Il est donc fréquent que les mémoires déposés par les avocats aux conseils devant la chambre criminelle, les rapports établis par les conseillers-rapporteurs au moment de l’instruction des dossiers et les avis préparés par les avocats généraux en vue de l’audience se référent avec précision aux travaux préparatoires législatifs. Selon la formule consacrée par les arrêts, ces travaux préparatoires « éclairent » sur le sens d’un texte : ils jouent ainsi le rôle de révélateur de l’intention du législateur.

Dans l’affaire dite « Julie », pour dire, pour la première fois, que de nouvelles dispositions en matière de mineurs de moins de 15 ans relatives à l’abus de vulnérabilité de la victime ont un caractère interprétatif et s’appliquent donc également aux faits commis antérieurement à l’entrée en vigueur de la nouvelle loi, la chambre criminelle adopte une « interprétation conforme à la volonté du législateur telle qu’elle résulte des travaux préparatoires à l’adoption de la loi » (voir communiqué du 17 mars, pourvoi n°20-86.318, publié au bulletin, ainsi que l’avis de l’avocate générale).
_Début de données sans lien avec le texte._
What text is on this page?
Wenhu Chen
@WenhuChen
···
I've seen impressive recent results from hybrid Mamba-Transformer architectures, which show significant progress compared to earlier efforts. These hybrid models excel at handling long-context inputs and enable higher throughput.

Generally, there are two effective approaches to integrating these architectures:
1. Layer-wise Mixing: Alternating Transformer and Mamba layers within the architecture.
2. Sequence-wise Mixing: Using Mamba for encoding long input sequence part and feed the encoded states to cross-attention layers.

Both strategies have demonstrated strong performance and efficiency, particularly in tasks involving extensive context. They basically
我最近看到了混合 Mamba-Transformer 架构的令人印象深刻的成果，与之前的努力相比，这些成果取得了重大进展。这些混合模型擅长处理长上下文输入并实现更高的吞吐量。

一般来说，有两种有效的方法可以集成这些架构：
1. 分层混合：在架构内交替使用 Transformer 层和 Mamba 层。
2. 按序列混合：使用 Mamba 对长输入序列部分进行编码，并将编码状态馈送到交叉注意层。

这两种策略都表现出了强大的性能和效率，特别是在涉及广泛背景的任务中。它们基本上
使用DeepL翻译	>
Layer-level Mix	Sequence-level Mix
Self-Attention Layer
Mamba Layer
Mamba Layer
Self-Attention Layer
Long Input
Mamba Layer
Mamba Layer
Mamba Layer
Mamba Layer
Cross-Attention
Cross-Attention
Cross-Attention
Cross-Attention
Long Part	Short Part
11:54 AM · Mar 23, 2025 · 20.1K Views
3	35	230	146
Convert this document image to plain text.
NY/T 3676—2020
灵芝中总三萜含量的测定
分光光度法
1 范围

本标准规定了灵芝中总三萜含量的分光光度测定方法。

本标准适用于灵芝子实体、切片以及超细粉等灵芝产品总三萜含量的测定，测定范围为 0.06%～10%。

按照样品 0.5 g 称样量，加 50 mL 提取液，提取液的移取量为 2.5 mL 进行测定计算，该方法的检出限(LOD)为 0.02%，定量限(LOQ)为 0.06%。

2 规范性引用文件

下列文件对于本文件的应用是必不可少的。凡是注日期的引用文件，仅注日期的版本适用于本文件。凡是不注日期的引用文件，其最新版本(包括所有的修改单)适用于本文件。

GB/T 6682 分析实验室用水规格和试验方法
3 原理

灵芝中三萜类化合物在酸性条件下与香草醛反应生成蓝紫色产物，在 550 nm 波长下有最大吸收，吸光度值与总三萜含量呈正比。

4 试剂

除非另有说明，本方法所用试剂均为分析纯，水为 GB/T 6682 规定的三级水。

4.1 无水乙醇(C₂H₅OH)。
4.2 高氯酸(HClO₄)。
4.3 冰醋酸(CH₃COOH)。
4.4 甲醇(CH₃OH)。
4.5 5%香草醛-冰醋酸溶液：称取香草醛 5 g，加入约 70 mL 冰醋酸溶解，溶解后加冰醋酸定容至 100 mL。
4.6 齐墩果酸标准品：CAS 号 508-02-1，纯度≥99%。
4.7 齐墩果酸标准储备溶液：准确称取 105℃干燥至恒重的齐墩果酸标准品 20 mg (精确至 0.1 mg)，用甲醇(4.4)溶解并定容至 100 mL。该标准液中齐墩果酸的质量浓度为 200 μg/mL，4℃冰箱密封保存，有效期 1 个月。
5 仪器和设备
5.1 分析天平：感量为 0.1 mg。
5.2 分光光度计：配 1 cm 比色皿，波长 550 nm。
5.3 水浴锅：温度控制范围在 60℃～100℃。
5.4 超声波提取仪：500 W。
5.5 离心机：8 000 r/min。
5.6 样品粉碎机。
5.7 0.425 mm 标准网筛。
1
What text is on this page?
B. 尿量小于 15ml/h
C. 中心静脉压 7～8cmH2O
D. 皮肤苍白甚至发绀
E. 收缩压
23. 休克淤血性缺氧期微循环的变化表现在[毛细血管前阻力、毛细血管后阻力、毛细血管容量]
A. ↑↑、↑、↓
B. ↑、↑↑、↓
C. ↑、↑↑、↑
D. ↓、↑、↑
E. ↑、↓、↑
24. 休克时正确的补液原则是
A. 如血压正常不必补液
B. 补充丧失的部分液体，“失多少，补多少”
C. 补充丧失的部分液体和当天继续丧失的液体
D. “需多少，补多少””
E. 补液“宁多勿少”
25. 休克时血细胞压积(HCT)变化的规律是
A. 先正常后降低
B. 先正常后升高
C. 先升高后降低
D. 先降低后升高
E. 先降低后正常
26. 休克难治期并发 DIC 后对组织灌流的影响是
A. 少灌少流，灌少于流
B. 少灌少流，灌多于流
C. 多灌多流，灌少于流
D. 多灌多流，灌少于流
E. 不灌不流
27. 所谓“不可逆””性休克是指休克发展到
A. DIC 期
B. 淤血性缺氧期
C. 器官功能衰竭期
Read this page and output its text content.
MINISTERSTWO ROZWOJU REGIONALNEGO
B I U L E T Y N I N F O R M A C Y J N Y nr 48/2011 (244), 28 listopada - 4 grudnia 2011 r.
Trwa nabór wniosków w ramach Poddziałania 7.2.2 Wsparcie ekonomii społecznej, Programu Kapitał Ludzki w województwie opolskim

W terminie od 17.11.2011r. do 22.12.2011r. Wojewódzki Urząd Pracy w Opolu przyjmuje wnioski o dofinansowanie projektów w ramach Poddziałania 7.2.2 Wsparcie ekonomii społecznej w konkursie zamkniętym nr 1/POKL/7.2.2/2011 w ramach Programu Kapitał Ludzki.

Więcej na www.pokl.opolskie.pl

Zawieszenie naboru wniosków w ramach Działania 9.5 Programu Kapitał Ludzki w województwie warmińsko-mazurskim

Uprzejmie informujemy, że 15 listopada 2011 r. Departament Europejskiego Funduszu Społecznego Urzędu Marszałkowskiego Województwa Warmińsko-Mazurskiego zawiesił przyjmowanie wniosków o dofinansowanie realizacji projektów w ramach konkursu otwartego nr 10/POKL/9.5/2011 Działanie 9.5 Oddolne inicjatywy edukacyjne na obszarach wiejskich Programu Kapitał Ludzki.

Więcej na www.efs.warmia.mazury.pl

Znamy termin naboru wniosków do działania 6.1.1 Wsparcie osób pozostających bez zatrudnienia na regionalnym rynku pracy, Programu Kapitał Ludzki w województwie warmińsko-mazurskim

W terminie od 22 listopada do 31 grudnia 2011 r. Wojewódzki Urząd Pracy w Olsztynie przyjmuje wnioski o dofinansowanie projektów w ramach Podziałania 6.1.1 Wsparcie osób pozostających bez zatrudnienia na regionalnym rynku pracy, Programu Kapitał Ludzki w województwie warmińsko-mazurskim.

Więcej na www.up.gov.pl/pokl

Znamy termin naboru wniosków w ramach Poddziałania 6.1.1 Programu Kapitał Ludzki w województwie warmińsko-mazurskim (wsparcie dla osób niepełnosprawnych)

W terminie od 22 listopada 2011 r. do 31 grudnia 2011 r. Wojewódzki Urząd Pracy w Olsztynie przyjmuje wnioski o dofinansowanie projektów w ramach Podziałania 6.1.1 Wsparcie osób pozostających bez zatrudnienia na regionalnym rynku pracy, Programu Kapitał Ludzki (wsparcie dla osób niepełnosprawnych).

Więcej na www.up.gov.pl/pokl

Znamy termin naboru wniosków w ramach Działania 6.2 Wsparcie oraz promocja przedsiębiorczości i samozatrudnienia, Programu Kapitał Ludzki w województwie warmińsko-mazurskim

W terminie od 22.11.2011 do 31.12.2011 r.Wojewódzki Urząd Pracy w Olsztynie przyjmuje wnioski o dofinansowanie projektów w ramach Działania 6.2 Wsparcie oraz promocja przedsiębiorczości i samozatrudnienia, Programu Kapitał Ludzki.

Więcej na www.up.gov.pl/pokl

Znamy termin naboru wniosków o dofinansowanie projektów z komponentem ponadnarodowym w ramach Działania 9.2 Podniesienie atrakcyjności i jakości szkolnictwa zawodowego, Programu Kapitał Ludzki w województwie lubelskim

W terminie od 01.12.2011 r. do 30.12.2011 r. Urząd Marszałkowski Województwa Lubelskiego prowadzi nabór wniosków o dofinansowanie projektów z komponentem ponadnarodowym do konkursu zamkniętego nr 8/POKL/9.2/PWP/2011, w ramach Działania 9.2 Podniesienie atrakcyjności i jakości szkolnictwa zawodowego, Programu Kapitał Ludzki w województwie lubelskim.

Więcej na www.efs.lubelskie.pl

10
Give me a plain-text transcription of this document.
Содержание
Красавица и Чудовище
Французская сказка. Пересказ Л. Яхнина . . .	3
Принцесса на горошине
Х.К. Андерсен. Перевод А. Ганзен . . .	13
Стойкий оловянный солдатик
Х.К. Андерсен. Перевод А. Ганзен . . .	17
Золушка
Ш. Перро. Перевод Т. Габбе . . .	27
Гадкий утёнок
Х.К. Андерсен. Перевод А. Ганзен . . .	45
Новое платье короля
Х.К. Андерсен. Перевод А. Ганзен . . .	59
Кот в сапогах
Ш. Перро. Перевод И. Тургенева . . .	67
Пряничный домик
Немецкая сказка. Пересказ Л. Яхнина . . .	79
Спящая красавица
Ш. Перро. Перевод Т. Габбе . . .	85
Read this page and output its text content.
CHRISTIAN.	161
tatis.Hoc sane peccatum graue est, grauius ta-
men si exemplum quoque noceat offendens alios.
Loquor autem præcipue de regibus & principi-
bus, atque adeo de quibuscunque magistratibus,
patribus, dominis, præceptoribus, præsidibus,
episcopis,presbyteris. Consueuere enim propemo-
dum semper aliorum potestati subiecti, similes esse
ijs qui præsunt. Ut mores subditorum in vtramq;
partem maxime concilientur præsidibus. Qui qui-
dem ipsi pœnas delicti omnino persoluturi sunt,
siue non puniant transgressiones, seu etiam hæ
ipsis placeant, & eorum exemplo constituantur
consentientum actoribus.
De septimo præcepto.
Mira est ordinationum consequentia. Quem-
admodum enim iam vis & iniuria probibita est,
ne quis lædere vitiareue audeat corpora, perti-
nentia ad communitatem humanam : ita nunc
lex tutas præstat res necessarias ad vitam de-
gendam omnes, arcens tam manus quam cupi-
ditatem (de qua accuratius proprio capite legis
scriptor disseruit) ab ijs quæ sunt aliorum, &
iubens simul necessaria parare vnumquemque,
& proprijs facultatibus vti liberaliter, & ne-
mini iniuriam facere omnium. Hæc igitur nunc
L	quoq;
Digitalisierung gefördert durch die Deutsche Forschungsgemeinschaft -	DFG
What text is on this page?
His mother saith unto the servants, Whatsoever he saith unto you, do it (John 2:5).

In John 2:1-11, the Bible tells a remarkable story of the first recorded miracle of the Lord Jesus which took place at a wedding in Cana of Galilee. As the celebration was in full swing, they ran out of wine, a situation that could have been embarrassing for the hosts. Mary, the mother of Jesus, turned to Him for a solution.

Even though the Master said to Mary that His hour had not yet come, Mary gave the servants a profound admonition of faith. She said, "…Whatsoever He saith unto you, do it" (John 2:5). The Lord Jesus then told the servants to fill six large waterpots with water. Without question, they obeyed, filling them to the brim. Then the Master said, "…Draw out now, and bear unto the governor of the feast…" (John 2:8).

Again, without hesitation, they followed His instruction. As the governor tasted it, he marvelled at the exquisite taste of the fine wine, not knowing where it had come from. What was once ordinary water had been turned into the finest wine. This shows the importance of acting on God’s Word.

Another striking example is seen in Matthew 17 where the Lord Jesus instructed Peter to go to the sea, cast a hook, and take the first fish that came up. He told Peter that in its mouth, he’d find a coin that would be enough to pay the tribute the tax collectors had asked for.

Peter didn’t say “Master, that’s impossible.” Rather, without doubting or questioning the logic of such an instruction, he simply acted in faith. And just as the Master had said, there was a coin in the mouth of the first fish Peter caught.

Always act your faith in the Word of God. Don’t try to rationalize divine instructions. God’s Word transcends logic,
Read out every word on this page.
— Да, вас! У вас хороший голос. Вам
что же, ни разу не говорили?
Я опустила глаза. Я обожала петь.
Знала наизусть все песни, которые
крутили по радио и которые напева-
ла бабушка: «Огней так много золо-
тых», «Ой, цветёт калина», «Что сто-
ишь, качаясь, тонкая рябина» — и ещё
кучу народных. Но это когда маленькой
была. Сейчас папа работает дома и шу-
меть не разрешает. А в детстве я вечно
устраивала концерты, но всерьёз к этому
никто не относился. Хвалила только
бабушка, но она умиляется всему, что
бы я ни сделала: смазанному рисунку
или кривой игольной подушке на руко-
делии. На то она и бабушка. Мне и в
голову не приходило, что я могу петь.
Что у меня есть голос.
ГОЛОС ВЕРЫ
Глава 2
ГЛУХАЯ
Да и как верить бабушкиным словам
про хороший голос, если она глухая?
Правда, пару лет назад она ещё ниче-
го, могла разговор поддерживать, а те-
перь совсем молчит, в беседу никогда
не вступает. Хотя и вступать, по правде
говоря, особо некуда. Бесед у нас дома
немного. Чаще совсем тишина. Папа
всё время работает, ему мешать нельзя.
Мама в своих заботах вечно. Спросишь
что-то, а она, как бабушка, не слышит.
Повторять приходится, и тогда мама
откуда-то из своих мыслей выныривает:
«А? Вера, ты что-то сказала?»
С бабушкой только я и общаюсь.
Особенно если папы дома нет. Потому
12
La motivation enrichie de certains arrêts permet non seulement de faire référence aux travaux préparatoires mais aussi de justifier une interprétation du texte en s’appuyant sur une analyse précise de l’évolution de la rédaction du texte pendant les débats parlementaires et des modifications successives du projet de loi (voir § 13 de l’arrêt d’Assemblée plénière du 26 avril 2022, n°21-86.158 sur la collégialité de la commission d’instruction de la Cour de justice de la République, publié au bulletin ainsi que l’avis de l’avocat général).

De même, une modification du code pénal, éclairée par les travaux préparatoires, peut être à l’origine d’un revirement de jurisprudence. La chambre criminelle a ainsi abandonné une jurisprudence en matière d’aménagement de peine en se référant à la volonté du législateur (11 mai 2021, n°20-85-576, publié au bulletin).

On pourrait multiplier les exemples. C’est l’une des vertus de la motivation enrichie que de permettre à la chambre criminelle de faire explicitement référence à l’intention du législateur. Et la lecture des travaux préparatoires – cette fois-ci des arrêts – : rapports des conseillers-rapporteurs et avis des avocats généraux, désormais publiés sur le site internet de la Cour dans les affaires les plus importantes, permet de l’appréhender de façon très concrète et d’en mesurer l’importance.